Lima Barros was armed with four 120-pounder Whitworth rifled, muzzle-loading guns mounted in two twin-gun turrets. She had a complete waterline belt of wrought iron that ranged in thickness from 4.5 in amidships to 3 in at the ends of the ship. The gun turret was also protected by 4.5 inches of armor.

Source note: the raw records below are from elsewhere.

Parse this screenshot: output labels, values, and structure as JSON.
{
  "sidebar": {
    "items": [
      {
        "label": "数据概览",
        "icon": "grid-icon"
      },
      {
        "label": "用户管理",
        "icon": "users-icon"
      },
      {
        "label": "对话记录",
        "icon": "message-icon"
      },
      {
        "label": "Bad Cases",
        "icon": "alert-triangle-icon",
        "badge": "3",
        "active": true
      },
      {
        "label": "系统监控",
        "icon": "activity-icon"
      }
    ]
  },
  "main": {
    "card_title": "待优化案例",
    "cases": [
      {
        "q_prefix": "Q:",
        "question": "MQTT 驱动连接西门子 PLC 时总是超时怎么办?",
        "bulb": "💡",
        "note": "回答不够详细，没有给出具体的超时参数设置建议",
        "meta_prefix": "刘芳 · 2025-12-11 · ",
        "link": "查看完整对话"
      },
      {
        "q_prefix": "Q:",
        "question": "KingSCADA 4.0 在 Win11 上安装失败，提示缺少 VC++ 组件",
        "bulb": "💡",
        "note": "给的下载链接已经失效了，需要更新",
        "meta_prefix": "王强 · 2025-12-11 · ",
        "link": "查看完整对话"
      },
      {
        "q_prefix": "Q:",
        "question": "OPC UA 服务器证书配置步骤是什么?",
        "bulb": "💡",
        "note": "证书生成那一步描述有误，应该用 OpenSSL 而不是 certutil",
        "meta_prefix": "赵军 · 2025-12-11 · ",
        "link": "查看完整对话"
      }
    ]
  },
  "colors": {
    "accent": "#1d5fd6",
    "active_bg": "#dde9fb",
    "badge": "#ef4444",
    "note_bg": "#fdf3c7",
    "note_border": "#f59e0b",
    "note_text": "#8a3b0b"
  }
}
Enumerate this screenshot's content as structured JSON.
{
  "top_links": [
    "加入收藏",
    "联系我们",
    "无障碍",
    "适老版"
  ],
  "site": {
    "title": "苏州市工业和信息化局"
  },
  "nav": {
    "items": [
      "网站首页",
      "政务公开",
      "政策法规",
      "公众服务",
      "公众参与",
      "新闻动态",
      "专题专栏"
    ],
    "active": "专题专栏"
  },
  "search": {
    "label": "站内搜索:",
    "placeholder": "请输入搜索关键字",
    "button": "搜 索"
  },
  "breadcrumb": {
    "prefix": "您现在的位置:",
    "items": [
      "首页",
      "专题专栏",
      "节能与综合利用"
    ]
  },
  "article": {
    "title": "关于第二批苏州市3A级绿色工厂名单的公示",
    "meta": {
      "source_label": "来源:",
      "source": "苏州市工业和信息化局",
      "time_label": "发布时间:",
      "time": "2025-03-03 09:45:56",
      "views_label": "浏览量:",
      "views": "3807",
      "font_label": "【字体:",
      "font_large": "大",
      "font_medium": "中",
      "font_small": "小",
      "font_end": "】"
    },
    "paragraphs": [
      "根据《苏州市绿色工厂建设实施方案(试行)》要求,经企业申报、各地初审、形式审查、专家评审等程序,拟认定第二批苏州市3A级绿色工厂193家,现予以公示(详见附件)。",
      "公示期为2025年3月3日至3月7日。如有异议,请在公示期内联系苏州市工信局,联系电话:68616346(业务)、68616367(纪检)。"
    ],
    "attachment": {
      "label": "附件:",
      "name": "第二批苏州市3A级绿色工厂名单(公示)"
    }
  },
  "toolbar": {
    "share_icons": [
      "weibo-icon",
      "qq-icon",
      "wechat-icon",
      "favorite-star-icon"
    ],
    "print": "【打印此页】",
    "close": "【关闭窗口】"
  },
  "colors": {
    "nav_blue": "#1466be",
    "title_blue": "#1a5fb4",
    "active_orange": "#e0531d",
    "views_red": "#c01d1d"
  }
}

==Construction and service==
Lima Barros, named after Midshipman Francisco Jose de Lima Barros, who was killed at the Battle of Riachuelo, was originally ordered by Paraguay from the British shipbuilding firm of Laird Brothers and was laid down in 1864 with the name of Belona and the yard number 327 at their Birkenhead shipyard. She was purchased by Brazil the following year, after the start of the war when Paraguay was cut off from the outside world and could no longer make payments. The ship was launched on 21 December 1865 and completed on 3 April 1866. She played a prominent role in the Paraguayan War, being one of the vessels successfully to run the gauntlet of a Paraguayan fort at the Passage of Curupayty.